Selain itu, menjual rokok tidak mencolok, rokok tidak dipajang dekat makanan, minuman, obat dan kue, mainan anak, dan tempat jual rokok harus berizin.
Jika tempat kerja dan tempat umum juga diakomodasi dalam Perda sebagai KTR, menurutnya, jumlah perokok akan semakin berkurang.
Ketua Yayasan Lembaga Perlindungan Konsumen, Said Utomo, menyatakan, sangat mendukung pengesahan Perda tersebut. Menurutnya, produksi rokok seharusnya dilarang, karena rokok adalah produk yang tidak sehat dikonsumsi oleh masyarakat.
“Dengan adanya korban dampak asap rokok, produsen rokok seharusnya memberikan kerugian pada masyarakat dengan memberikan kompensasi kesehatan,” ujarnya.

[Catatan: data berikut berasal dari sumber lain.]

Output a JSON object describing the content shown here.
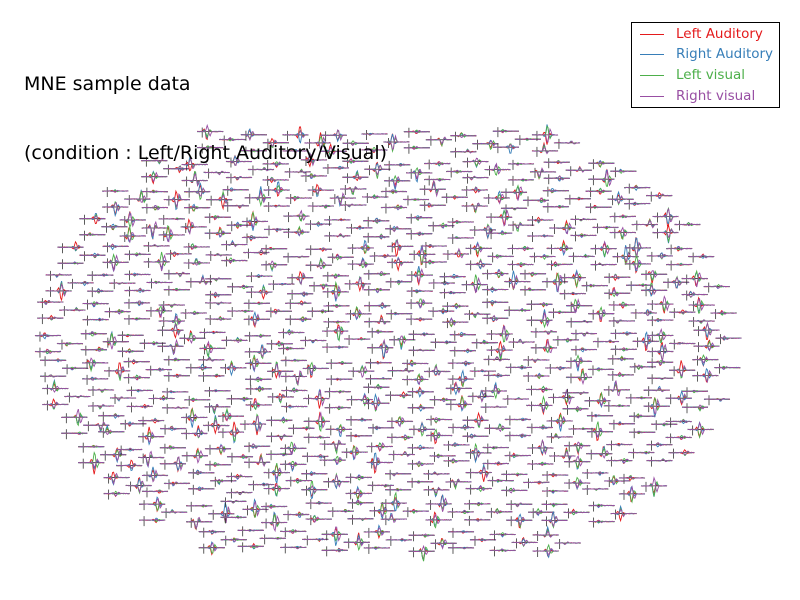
{
  "chart_data": {
    "type": "line",
    "title_lines": [
      "MNE sample data",
      "(condition : Left/Right Auditory/Visual)"
    ],
    "xlabel": "",
    "ylabel": "",
    "legend_placement": "top-right",
    "grid": false,
    "series": [
      {
        "name": "Left Auditory",
        "color": "#e41a1c"
      },
      {
        "name": "Right Auditory",
        "color": "#377eb8"
      },
      {
        "name": "Left visual",
        "color": "#4daf4a"
      },
      {
        "name": "Right visual",
        "color": "#984ea3"
      }
    ],
    "sensor_channel_count": 306
  }
}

Dibyo dari Aliansi Masyarakat Korban Rokok Indonesia (AMKRI) sepakat mendesak pemerintah untuk menaikkan harga rokok dan mengeluarkan peraturan yang melarang penjualan rokok secara eceran. Karena, kalau rokok harganya mahal dan tidak dijual eceran diyakini anak-anak tidak akan mampu membeli.

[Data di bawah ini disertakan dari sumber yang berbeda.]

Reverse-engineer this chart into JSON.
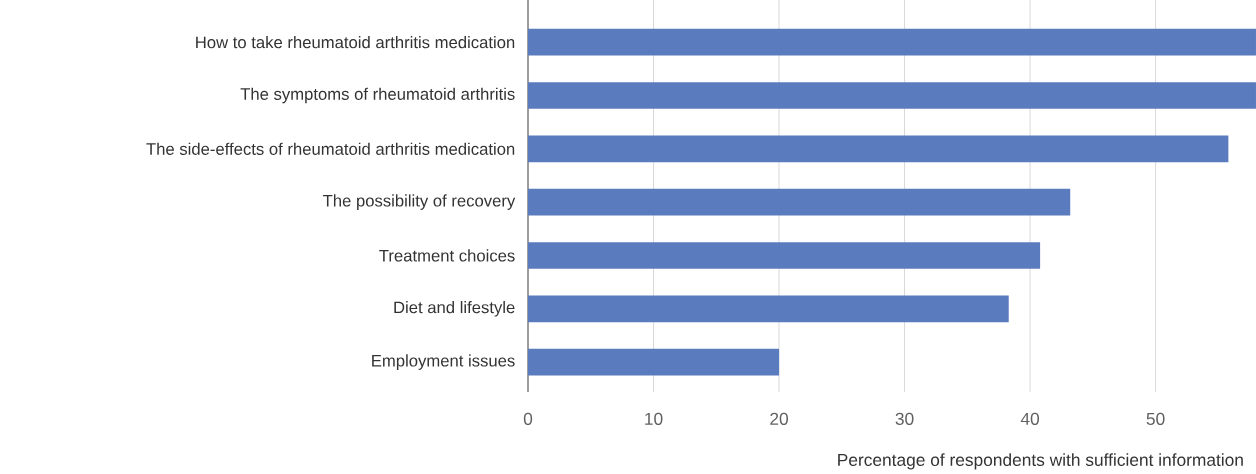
{
  "chart_data": {
    "type": "bar",
    "orientation": "horizontal",
    "xlabel": "Percentage of respondents with sufficient information",
    "categories": [
      "How to take rheumatoid arthritis medication",
      "The symptoms of rheumatoid arthritis",
      "The side-effects of rheumatoid arthritis medication",
      "The possibility of recovery",
      "Treatment choices",
      "Diet and lifestyle",
      "Employment issues"
    ],
    "values": [
      58,
      58,
      55.8,
      43.2,
      40.8,
      38.3,
      20
    ],
    "color": "#5b7bbf",
    "xlim": [
      0,
      58
    ],
    "xticks": [
      0,
      10,
      20,
      30,
      40,
      50
    ],
    "grid": "x"
  }
}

Sementara itu Ainul Jamilah dari PC Muslimat NU Jawa Timur, dalam acara itu mengungkapkan kekhawatirannya dengan adanya anak di bawah umur yang mulai menjadi perokok aktif.
Muslimat NU juga mendukung agar pemerintah segera merevisi Perda kawasan rokok dengan yang lebih memadai guna melindungi generasi milenial dari bahaya rokok.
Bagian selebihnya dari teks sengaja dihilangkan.